The stock WB8 driveshafts on the RTR Wraith use a plastic ring to retain the universal joint pin. Axial offers an aluminum replacements that better withstand stress applied to the driveshaft and prevent the ring from the unlikely occurrence of it spreading apart and losing the pin. Even better and a solution to a more likely problem, the metal will simply not get worn out as the driveshaft is dragged over rocks.
Many people are temped to lubricate the universal joint to reduce wear. The downside is that any traditional grease will attract dirt and the contaminated will actually do more harm than good and increase wear. Instead of grease, use what is called a dry lube. Powered graphite really work work, but there are liquid lubricants that evaporate and leave a protective slick lubricant behind. You can use TrakPower’s Krytech Dry Wax lubricant or try White Lightening Easy Lube which is a similar product made for bicycles.
Not only are the Wraith axles scale looking in their design, but they are also easy to work on. So, there’s no excuse to not install Axial’s optional heavy-duty hardened steel bevel gears. These gears are more durable than stock and they offer better mesh which means you’ll notice less slop in your drivetrain.
When replacing these gears, you’ll need to clean off the existing grease from the parts and add new grease. Unlike a pure crawler that only goes slow, the Wraith gears should not be covered with gobs and gobs of thick, sticky grease. Brad Dumont of Axial says he uses the stock Axial grease, but states that many people swear by Mobil 1 synthetic grease. Rodney Wills, also from Axial, uses Bel-Ray waterproof grease. TrakPower also makes a waterproof gear grease that is said not to fling off the gears. Always double check that the grease is safe for plastics.
Make sure you reuse the gasket between the ring gear and diff cup. If the gasket sticks to the stock ring gear, use a hobby knife to carefully remove it. Brad Dumont, who happens to be a national champion rock crawler, states he gets many uses out of the gaskets and there is no harm in reusing them. He only replaces the gasket if it is badly damaged. Using the gasket is essential as the gear mesh will be too tight without it.
The Wraith includes a sintered (think glued and pressed into shape under extreme pressure) locker that doesn’t need to be replaced.

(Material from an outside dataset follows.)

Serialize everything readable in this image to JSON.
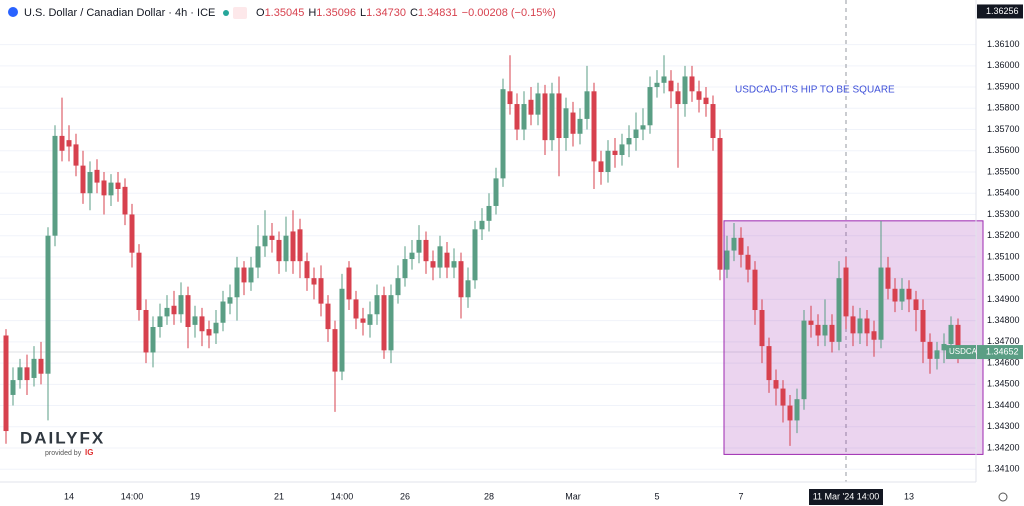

I also installed by gears in the opposite manner as indicated in the manual in an effort to reduce torque twist. When ordering heavy duty gears make sure you get the updated gears that have a hole instead of a flat spot on the end of the pinion gear’s shaft. Take a close look at the photo below and you’ll see the hole passing through the pinion gear’s input shaft. Using these gears and the WB8 driveshafts is also the hot upgrade for SCX10 and AX10 owners.
If you’re into full-size off-roading, you know axles take a real beating. It’s no different with RC crawlers. Axial offers universal axle shafts that are not only considerably more durable than stock, but also provide far more articulation for improved steering.
Like the driveshafts, the universal joint axles should not be lubricated with traditional grease. Use a dry lube as described above for use on the driveshaft joints.
If you use the universal joint axles, you will need to properly set your steering endpoints so you don’t burn out your steering servo. Reduce your steering travel so that the servo doesn’t try to push the steering farther than it can go.
Buying heavy duty components certainly helps make your drivetrain last, but good ol’ routine maintenance goes a real long way towards ensuring your Wraith’s drivetrain doesn’t fail.
- Check the driveshaft splines frequently for twisting.
- If you have submerged your axles, consider rebuilding them to remove all of the water and grime.
- Clean loose dirt from exposed bearing surfaces frequently. Replace any bearings that do not spin smoothly.